Proportion of rejections of latent monotonicity for the nonmonotone item using the Bayes factor procedure (1000 replications) and the order-constrained NHST procedure, for varying sample size (rows) and test length (columns).

Bayes factor | NHST | ||||||||
---|---|---|---|---|---|---|---|---|---|

\(BF_\mathrm{{MM,NM}} \le \frac{1}{20}\) | \(BF_\mathrm{{MM,NM}} \ge 20\) | \(p < .05\) | |||||||

| 5 | 10 | 20 | 5 | 10 | 20 | 5 | 10 | 20 |

100 | .702 | .833 | .911 | .000 | .001 | .000 | .334 | .404 | .457 |

200 | .902 | .958 | .981 | .000 | .001 | .000 | .553 | .645 | .652 |

500 | * | * | * | * | * | * | .931 | .800 | .842 |

### 4.2 Results

For the nonmonotone item, Table 1 reports the proportion of replications in which strong support is found against manifest monotonicity relative to its complement (\(BF_\mathrm{{MM,NM}} \le \frac{1}{20}\)), thus leading to a rejection of latent monotonicity. The results show that also for small samples the proposed procedure had a high power to correctly reject latent monotonicity; except for \(k = 5\) and \(n = 100\), the observed power levels exceeded .80 for all other conditions. The evidence against latent monotonicity increased quickly as sample size increased. For \(n \ge 500\), some of the 1000 replications encountered difficulties with the estimation of the Bayes factor (empty cells in Table 1), as the constraints were so unlikely that the estimation of some of the full conditional posteriors in Equation 8 became unfeasible. Consequently, the Bayes factor could not be estimated for every replication in these conditions. This problem can only occur if there is overwhelming evidence against \(H_\mathrm{{MM}}\), and only happens when the estimate of the Bayes factor approximately equals 0, as is the case when \(n \ge 500\). Table 1 also shows that in at most 0.1 % of the replications strong support was found for manifest monotonicity. Thus, if one uses a strict guideline and only retains items for which \(BF \ge 20\), items like the nonmonotone item will almost always be removed successfully.

Proportion of replications strongly agreeing or disagreeing with \(H_\mathrm{{MM}}\) when contrasted with \(H_\mathrm{{NM}}\) for the monotone item and the weak item (1000 replications), for varying sample size (rows) and test length (columns).

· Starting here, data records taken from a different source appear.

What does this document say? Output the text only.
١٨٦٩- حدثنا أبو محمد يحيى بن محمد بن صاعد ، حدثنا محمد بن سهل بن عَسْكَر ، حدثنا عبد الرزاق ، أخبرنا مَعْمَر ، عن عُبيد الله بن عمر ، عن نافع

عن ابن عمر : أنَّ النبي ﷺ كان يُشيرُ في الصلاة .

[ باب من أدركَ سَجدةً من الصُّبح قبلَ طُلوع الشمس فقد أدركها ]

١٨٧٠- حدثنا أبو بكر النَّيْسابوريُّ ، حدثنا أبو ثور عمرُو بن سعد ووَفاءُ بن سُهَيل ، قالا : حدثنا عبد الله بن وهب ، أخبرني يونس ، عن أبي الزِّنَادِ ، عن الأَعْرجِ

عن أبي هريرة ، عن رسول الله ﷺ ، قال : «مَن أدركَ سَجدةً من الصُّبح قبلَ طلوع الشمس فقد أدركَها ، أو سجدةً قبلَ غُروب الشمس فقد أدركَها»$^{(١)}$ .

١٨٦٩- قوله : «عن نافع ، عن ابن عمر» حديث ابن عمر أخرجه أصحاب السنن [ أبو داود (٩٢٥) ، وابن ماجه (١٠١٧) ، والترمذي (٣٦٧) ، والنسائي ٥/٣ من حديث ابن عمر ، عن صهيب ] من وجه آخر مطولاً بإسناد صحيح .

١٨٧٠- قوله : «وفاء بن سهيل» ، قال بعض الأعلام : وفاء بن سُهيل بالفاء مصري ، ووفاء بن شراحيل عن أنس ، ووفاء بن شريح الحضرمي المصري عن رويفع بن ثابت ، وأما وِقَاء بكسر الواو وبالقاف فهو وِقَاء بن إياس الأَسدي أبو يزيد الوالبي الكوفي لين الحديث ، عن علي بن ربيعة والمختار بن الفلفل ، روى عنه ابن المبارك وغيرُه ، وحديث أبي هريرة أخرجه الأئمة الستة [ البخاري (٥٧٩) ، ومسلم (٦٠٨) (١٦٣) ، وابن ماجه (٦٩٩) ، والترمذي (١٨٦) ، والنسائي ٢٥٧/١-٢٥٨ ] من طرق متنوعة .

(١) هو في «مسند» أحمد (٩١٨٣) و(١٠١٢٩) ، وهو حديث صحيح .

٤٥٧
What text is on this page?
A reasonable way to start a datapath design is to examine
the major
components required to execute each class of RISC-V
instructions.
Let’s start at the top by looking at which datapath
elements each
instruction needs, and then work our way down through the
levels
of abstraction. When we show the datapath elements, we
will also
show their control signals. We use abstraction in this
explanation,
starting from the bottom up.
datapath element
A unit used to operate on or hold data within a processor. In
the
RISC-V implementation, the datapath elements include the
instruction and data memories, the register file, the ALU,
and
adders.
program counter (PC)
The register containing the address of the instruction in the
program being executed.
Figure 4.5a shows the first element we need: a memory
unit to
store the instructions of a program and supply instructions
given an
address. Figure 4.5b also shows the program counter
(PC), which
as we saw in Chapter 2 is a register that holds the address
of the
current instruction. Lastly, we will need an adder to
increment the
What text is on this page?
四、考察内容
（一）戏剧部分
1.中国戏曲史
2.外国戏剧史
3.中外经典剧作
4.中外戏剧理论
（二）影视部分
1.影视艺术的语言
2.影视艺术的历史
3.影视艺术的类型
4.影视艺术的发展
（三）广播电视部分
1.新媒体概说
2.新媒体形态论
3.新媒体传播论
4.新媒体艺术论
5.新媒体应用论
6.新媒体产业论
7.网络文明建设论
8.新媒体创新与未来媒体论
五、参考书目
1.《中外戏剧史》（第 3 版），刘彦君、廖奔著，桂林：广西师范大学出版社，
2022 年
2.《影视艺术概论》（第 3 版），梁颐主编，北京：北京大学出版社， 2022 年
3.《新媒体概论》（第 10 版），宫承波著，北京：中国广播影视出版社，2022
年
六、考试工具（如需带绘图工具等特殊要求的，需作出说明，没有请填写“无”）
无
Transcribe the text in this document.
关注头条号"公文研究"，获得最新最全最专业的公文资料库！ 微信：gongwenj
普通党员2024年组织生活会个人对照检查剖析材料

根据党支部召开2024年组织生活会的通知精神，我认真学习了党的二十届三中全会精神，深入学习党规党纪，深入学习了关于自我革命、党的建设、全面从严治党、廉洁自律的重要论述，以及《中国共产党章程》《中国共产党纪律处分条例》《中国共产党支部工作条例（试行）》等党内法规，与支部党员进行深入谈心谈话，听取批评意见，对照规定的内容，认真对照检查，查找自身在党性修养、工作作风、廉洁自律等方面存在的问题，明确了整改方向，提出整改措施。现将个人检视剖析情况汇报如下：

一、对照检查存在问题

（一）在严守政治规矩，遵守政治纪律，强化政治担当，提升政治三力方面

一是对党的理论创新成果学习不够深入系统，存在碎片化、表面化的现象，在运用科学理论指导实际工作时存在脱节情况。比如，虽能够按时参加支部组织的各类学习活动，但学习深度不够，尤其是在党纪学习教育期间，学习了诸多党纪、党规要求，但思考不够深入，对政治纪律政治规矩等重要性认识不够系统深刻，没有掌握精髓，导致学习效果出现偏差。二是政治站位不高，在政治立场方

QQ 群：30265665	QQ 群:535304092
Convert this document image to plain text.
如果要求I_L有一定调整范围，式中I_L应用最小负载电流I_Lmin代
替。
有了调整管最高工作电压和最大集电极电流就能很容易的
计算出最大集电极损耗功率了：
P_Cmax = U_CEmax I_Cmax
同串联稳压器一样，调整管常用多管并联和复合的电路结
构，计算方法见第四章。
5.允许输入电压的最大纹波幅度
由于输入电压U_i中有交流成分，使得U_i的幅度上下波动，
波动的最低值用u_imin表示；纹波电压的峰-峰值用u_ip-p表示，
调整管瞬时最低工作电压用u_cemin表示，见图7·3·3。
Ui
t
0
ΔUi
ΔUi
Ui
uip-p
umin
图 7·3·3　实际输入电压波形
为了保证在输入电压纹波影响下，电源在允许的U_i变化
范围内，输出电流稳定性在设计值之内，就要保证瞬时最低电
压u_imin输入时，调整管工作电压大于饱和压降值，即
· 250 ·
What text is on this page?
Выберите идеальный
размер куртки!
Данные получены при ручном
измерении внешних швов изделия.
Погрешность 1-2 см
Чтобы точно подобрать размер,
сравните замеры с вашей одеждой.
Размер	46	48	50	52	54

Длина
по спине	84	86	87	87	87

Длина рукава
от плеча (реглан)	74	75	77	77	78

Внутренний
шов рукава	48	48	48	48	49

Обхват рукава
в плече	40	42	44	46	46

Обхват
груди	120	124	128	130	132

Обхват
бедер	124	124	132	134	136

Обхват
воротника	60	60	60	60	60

Monotone item | Weak item | |||||
---|---|---|---|---|---|---|

| 5 | 10 | 20 | 5 | 10 | 20 |

Strong support for \(H_\mathrm{{MM}}\) over \(H_\mathrm{{NM}}\) | ||||||

100 | .583 | .841 | .936 | .039 | .122 | .176 |

200 | .858 | .965 | .995 | .057 | .206 | .324 |

500 | .981 | .998 | 1.000 | .107 | .315 | .500 |

1000 | .996 | 1.000 | .999 | .137 | .406 | .640 |

Strong support for \(H_\mathrm{{NM}}\) over \(H_\mathrm{{MM}}\) | ||||||

100 | .003 | .005 | .004 | .115 | .194 | .246 |

200 | .000 | .000 | .002 | .112 | .140 | .198 |

500 | .000 | .000 | .000 | .066 | .114 | .127 |

1000 | .000 | .000 | .001 | .041 | .064 | .079 |

Table 2 shows the results for the monotone item and the weak item when contrasting manifest monotonicity with its complement. For the monotone item, the proportion of replications where \(BF_\mathrm{{MM,NM}} \ge 20\), indicating strong support for manifest monotonicity, exceeded .80 for most conditions, except for \(n = 100\) and \(k = 5\). The proportion of replications providing strong support against manifest monotonicity (\(BF_\mathrm{{MM,NM}} \le \frac{1}{20}\)) was always close to 0. As test length and sample size increased, the proportion of replications providing support for manifest monotonicity approached 1. Thus, in almost all but the most unfavorable conditions the procedure consistently indicated that manifest monotonicity held for the monotone item, and the monotone item had a high probability of correctly passing the first test of the procedure.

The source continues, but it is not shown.